Here are the period-by-period shooting percentage, save percentage and shots for/shots against numbers for Montreal in both 26-30 and 46+ shot games this season:
26-30 Shots Against:
First period: 6.0%, .881, 215 SF, 185 SA
Second period: 8.5%, .889, 216 SF, 201 SA
Third period: 4.8%, .924, 210 SF, 179 SA
46+ Shots Against:
First period: 18.6%, .957, 70 SF, 163 SA
Second period: 8.2%, .975, 85 SF, 158 SA
Third period: 7.4%, .947, 81 SF, 150 SA
I know En Attendant Les Nordiques has scoring chances for Montreal this season. I really wish my French was better because what I do understand of his analysis is always very interesting. I'd like to see how much the Habs' scoring chances are affected by the game score, and just how much the chance-to-shot ratio varies depending on whether they are leading or trailing. The percentages above make it look like the leading team, either Montreal or their opponent, managed with some success to reduce scoring chances for both teams in the third period.
His numbers from game 6, though, suggest that Montreal was not able to reduce shot quality very much in the late going. In the last two periods Washington outshot Montreal 36-12 and outchanced them 25-8. Jaroslav Halak had to make a ton of tough saves to keep his team in front. It should be noted that the Caps are a great team that would probably outplay Montreal anyway, which it makes it tough to tell how much of that chance differential was the impact of their tactics and how much of it was because of a difference in ability.

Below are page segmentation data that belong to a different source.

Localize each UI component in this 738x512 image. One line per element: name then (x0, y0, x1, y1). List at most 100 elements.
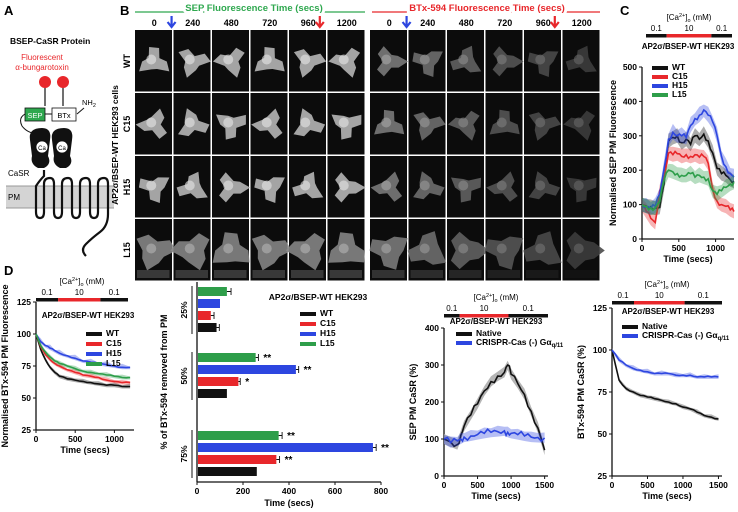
legend-entry: H15 (320, 328, 336, 338)
time-label: 1200 (337, 18, 357, 28)
error-bar (278, 432, 283, 439)
cell-blob (175, 270, 208, 278)
legend-entry: WT (106, 328, 120, 338)
cell-highlight (184, 243, 195, 254)
cell-line-label: AP2σ/BSEP-WT HEK293 (622, 307, 715, 316)
cell-line-label: AP2σ/BSEP-WT HEK293 (42, 311, 135, 320)
cell-highlight (146, 243, 157, 254)
legend-swatch (456, 332, 472, 336)
x-tick-label: 500 (68, 434, 82, 444)
x-axis-label: Time (secs) (60, 445, 109, 455)
protocol-level: 0.1 (617, 291, 629, 300)
cell-blob (331, 114, 362, 140)
svg-text:BTx: BTx (57, 111, 71, 120)
cell-highlight (223, 243, 234, 254)
legend-swatch (300, 342, 316, 346)
panel-e-chart: 0 200 400 600 800 Time (secs) % of BTx-594 rem… (159, 282, 389, 508)
y-tick-label: 25 (598, 471, 608, 481)
sep-title: SEP Fluorescence Time (secs) (185, 3, 322, 14)
bar (198, 311, 211, 320)
svg-text:SEP: SEP (27, 111, 42, 120)
y-tick-label: 300 (623, 131, 637, 141)
calcium-decrease-arrow-icon (549, 16, 560, 29)
legend-swatch (300, 322, 316, 326)
error-bar (372, 444, 377, 451)
cell-highlight (535, 117, 546, 128)
protocol-level: 10 (75, 288, 84, 297)
casr-label: CaSR (8, 169, 30, 178)
series-line (611, 349, 719, 420)
error-band (444, 425, 545, 448)
cell-highlight (573, 54, 584, 65)
cell-blob (372, 270, 405, 278)
cell-highlight (146, 180, 157, 191)
legend-swatch (652, 93, 668, 97)
legend-swatch (300, 332, 316, 336)
series-line (641, 108, 735, 210)
cell-blob (136, 234, 177, 271)
significance-marker: ** (263, 353, 271, 364)
fluorophore-icon (39, 76, 51, 88)
x-axis-label: Time (secs) (642, 491, 691, 501)
group-label: 25% (179, 301, 189, 318)
cell-highlight (419, 117, 430, 128)
protocol-level: 0.1 (698, 291, 710, 300)
cell-line-label: AP2σ/BSEP-WT HEK293 (642, 42, 735, 51)
x-tick-label: 400 (282, 486, 296, 496)
y-tick-label: 125 (17, 297, 31, 307)
cell-highlight (261, 54, 272, 65)
nh2-label: NH2 (82, 98, 96, 109)
protocol-segment (684, 301, 722, 305)
cell-blob (369, 236, 408, 270)
cell-blob (219, 172, 251, 203)
error-bar (255, 354, 259, 361)
toxin-label-2: α-bungarotoxin (15, 63, 69, 72)
pm-label: PM (8, 193, 20, 202)
protocol-level: 10 (655, 291, 664, 300)
time-label: 960 (301, 18, 316, 28)
legend-swatch (86, 332, 102, 336)
panel-b-micrographs: SEP Fluorescence Time (secs) BTx-594 Flu… (110, 0, 605, 281)
cell-highlight (419, 243, 430, 254)
y-tick-label: 200 (425, 397, 439, 407)
protocol-segment (612, 301, 634, 305)
series-line (641, 150, 735, 225)
y-axis-label: BTx-594 PM CaSR (%) (576, 345, 586, 439)
x-tick-label: 500 (640, 480, 654, 490)
legend-swatch (652, 75, 668, 79)
toxin-label-1: Fluorescent (21, 53, 64, 62)
calcium-ion (35, 140, 49, 154)
cell-highlight (381, 243, 392, 254)
y-tick-label: 400 (623, 96, 637, 106)
cell-highlight (338, 54, 349, 65)
significance-marker: ** (381, 443, 389, 454)
cell-highlight (300, 54, 311, 65)
panel-letter-d: D (4, 263, 13, 278)
bar (198, 365, 296, 374)
error-bar (216, 324, 220, 331)
protocol-level: 0.1 (446, 304, 458, 313)
panel-a-schematic: BSEP-CaSR Protein Fluorescent α-bungarot… (6, 36, 114, 257)
protocol-level: 0.1 (651, 24, 663, 33)
cell-highlight (458, 117, 469, 128)
cell-highlight (535, 180, 546, 191)
error-bar (295, 366, 300, 373)
y-axis-label: Normalised BTx-594 PM Fluorescence (0, 284, 10, 447)
cell-highlight (338, 117, 349, 128)
calcium-concentration-label: [Ca2+]o (mM) (645, 280, 690, 291)
x-axis-label: Time (secs) (663, 254, 712, 264)
x-tick-label: 0 (195, 486, 200, 496)
cell-blob (451, 177, 481, 203)
cell-blob (492, 46, 524, 77)
y-tick-label: 50 (598, 429, 608, 439)
x-axis-label: Time (secs) (264, 498, 313, 508)
cell-highlight (184, 180, 195, 191)
cell-highlight (573, 243, 584, 254)
y-tick-label: 100 (17, 329, 31, 339)
cell-blob (564, 270, 597, 278)
y-tick-label: 50 (22, 393, 32, 403)
cell-highlight (381, 180, 392, 191)
legend-swatch (86, 352, 102, 356)
cell-blob (412, 51, 443, 77)
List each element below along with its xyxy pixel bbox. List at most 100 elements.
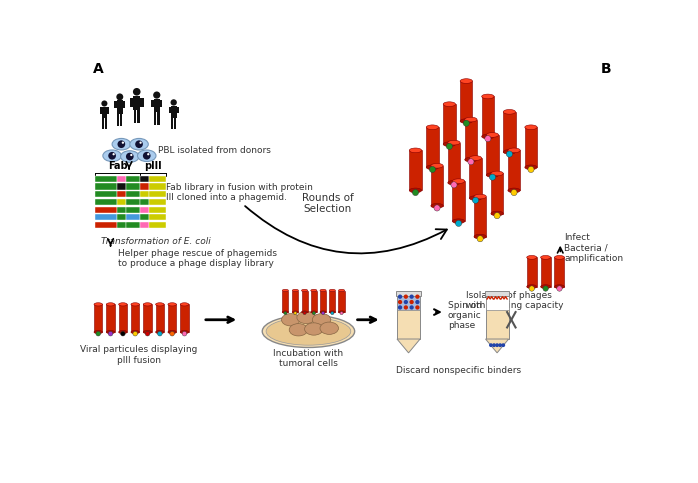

If Montreal gets up early tonight we can expect an avalanche of chances from the Caps, and they're going to need Halak to hold the fort again. If Washington goes out in front, they'll probably play a bit more defensively and be a bit more selective with their shots. As a result, if Halak makes 45+ saves tonight it will most likely be in a Habs win or overtime loss. If Washington's final shot total ends up in the 26-30 range, that's probably not going to be good news for Montreal.